The operators of these vessels are legally obliged to assist those ‘in distress’ at sea if they are in a position to do so. What they are not allowed to do is to operate deliberate and unauthorised search-and-rescue missions within territorial waters, nor to pick people off a boat which is not ‘in distress’ on the pretext of ‘rescuing’ them. Moreover, if they do save people in distress, they are obliged under maritime law to take them to the nearest safe port, which is seldom in Italy.

But these boats are entering Libyan territorial waters. I asked an independent Dutch research institute, Gefira, for evidence. It used marine traffic websites (freely available to the public) which track ships in real time via satellite. It discovered that a dozen NGO vessels entered Libya’s waters, often many times. The Vos Hestia, for example, did so on the 5, 16, 22 and 23 May; the Aquarius on the 2, 5, 16 and 23 May and as recently as 9 July. The Phoenix was tracked there three times, most recently on 10 July.

The NGOs are now under investigation by Sicilian magistrates for possible collusion with people smugglers. Carmelo Zuccaro, the magistrate in charge, told the Turin daily La Stampa in April: ‘We have evidence that there are direct contacts between certain NGOs and people traffickers in Libya.’ He says phone calls have been made from Libya to certain NGOs, lamps have been lit to illuminate the route to these organisations’ boats, and some of these boats have suddenly turned off their locating transponders.

At the time, Save the Children said: ‘The Vos Hestia, which operates in international waters and in coordination with the [Italian] coastguard, has never entered Libyan waters.’ It has since changed its tune. George Graham, Save the Children’s Director of Humanitarian Policy, said: ‘Save the Children operates in international waters, moving closer to territorial waters only if instructed by the Italian coastguard. On a highly exceptional basis, and if deemed necessary to save lives, Save the Children may enter Libyan waters operating under the coordination of the Italian coastguard. We are not a ferry service. We do not communicate with traffickers or people smugglers.’

Marco Bertotto, head of advocacy for MSF Italy, admits: ‘There were three occasions in 2016 when MSF — in critical and urgent cases and with the explicit authorisation of the relevant Libyan and Italian authorities — assisted in rescues 11.5 nautical miles from the coast. Also in 2017, we have entered on a few occasions in Libyan waters, and with the explicit authorisation of relevant authorities.’ A MOAS spokesman said Phoenix entered Libyan waters only when authorised by the Italian coastguard in Rome. Despite repeated calls and emails, the coastguard declined to explain why it issued such authorisations.

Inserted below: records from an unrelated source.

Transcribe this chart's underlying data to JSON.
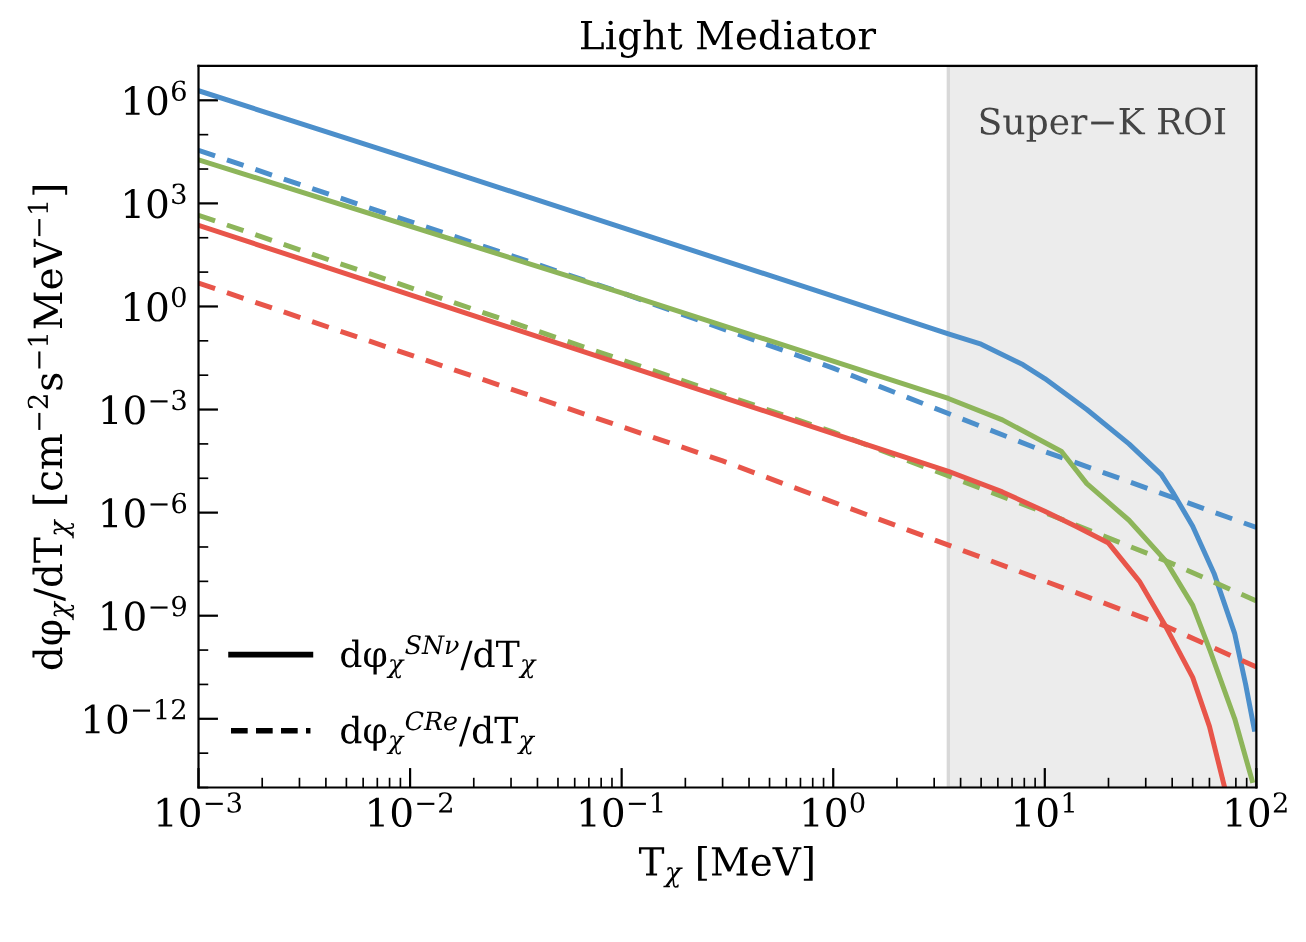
{
  "chart_data": {
    "type": "line",
    "title": "Light Mediator",
    "xlabel": "T$_{χ}$ [MeV]",
    "ylabel": "dφ$_{χ}$/dT$_{χ}$ [cm$^{−2}$s$^{−1}$MeV$^{−1}$]",
    "log": "xy",
    "xlim": [
      0.001,
      100
    ],
    "ylim": [
      1e-14,
      10000000.0
    ],
    "xticks": [
      {
        "value": 0.001,
        "label": "10$^{−3}$"
      },
      {
        "value": 0.01,
        "label": "10$^{−2}$"
      },
      {
        "value": 0.1,
        "label": "10$^{−1}$"
      },
      {
        "value": 1,
        "label": "10$^{0}$"
      },
      {
        "value": 10,
        "label": "10$^{1}$"
      },
      {
        "value": 100,
        "label": "10$^{2}$"
      }
    ],
    "yticks": [
      {
        "value": 1e-12,
        "label": "10$^{−12}$"
      },
      {
        "value": 1e-09,
        "label": "10$^{−9}$"
      },
      {
        "value": 1e-06,
        "label": "10$^{−6}$"
      },
      {
        "value": 0.001,
        "label": "10$^{−3}$"
      },
      {
        "value": 1,
        "label": "10$^{0}$"
      },
      {
        "value": 1000,
        "label": "10$^{3}$"
      },
      {
        "value": 1000000.0,
        "label": "10$^{6}$"
      }
    ],
    "grid": false,
    "marker": "none",
    "bands": [
      {
        "axis": "x",
        "from": 3.5,
        "to": 100,
        "label": "Super−K ROI",
        "color": "#ececec"
      }
    ],
    "annotations": [
      "dφ$_{χ}$$^{SNν}$/dT$_{χ}$",
      "dφ$_{χ}$$^{CRe}$/dT$_{χ}$"
    ],
    "series": [
      {
        "color": "#4c8fcb",
        "line_style": "solid",
        "x": [
          0.001,
          0.01,
          0.1,
          1,
          3.5,
          5,
          7.9,
          10,
          15.8,
          25,
          35.5,
          40.7,
          50,
          63.1,
          79,
          89,
          97.7
        ],
        "values": [
          1900000.0,
          20000.0,
          200,
          2,
          0.16,
          0.08,
          0.02,
          0.008,
          0.001,
          0.0001,
          1.3e-05,
          3.5e-06,
          4e-07,
          1.7e-08,
          3e-10,
          1e-11,
          5e-13
        ]
      },
      {
        "color": "#4c8fcb",
        "line_style": "dashed",
        "x": [
          0.001,
          0.1,
          1,
          10,
          100
        ],
        "values": [
          35000,
          2.5,
          0.016,
          6e-05,
          3.7e-07
        ]
      },
      {
        "color": "#8db55a",
        "line_style": "solid",
        "x": [
          0.001,
          0.1,
          3.5,
          6.3,
          12,
          15.8,
          25,
          37.2,
          50,
          60.3,
          79,
          95.5
        ],
        "values": [
          18600,
          2.5,
          0.0021,
          0.0005,
          6e-05,
          7e-06,
          6e-07,
          4e-08,
          2e-09,
          1e-10,
          1e-12,
          1.6e-14
        ]
      },
      {
        "color": "#8db55a",
        "line_style": "dashed",
        "x": [
          0.001,
          1,
          10,
          37.2,
          100
        ],
        "values": [
          450,
          0.00022,
          1e-06,
          4e-08,
          2.7e-09
        ]
      },
      {
        "color": "#e8554a",
        "line_style": "solid",
        "x": [
          0.001,
          1,
          3.5,
          6.3,
          10,
          14,
          20,
          28,
          37.2,
          50,
          60,
          70.8
        ],
        "values": [
          230,
          0.0002,
          1.6e-05,
          4e-06,
          1.1e-06,
          4e-07,
          1.3e-07,
          1e-08,
          5e-10,
          1.6e-11,
          6e-13,
          1e-14
        ]
      },
      {
        "color": "#e8554a",
        "line_style": "dashed",
        "x": [
          0.001,
          0.3,
          37.2,
          100
        ],
        "values": [
          4.8,
          3.2e-05,
          5e-10,
          3.2e-11
        ]
      }
    ]
  }
}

These charities, and others operating ships in the Mediterranean, of course
claim to be saving lives. But what they are really doing is colluding — either intentionally or not — in a people-trafficking operation. If charities and NGOs stopped providing a pick-up service a few miles
off Libya, and if Italy started returning
migrants to the North African countries whence they came, the smugglers’ boats would not put to sea.

Those who are dying are the victims of a well–intentioned but thoroughly misguided operation which will come to be seen as great moral stain on Europe.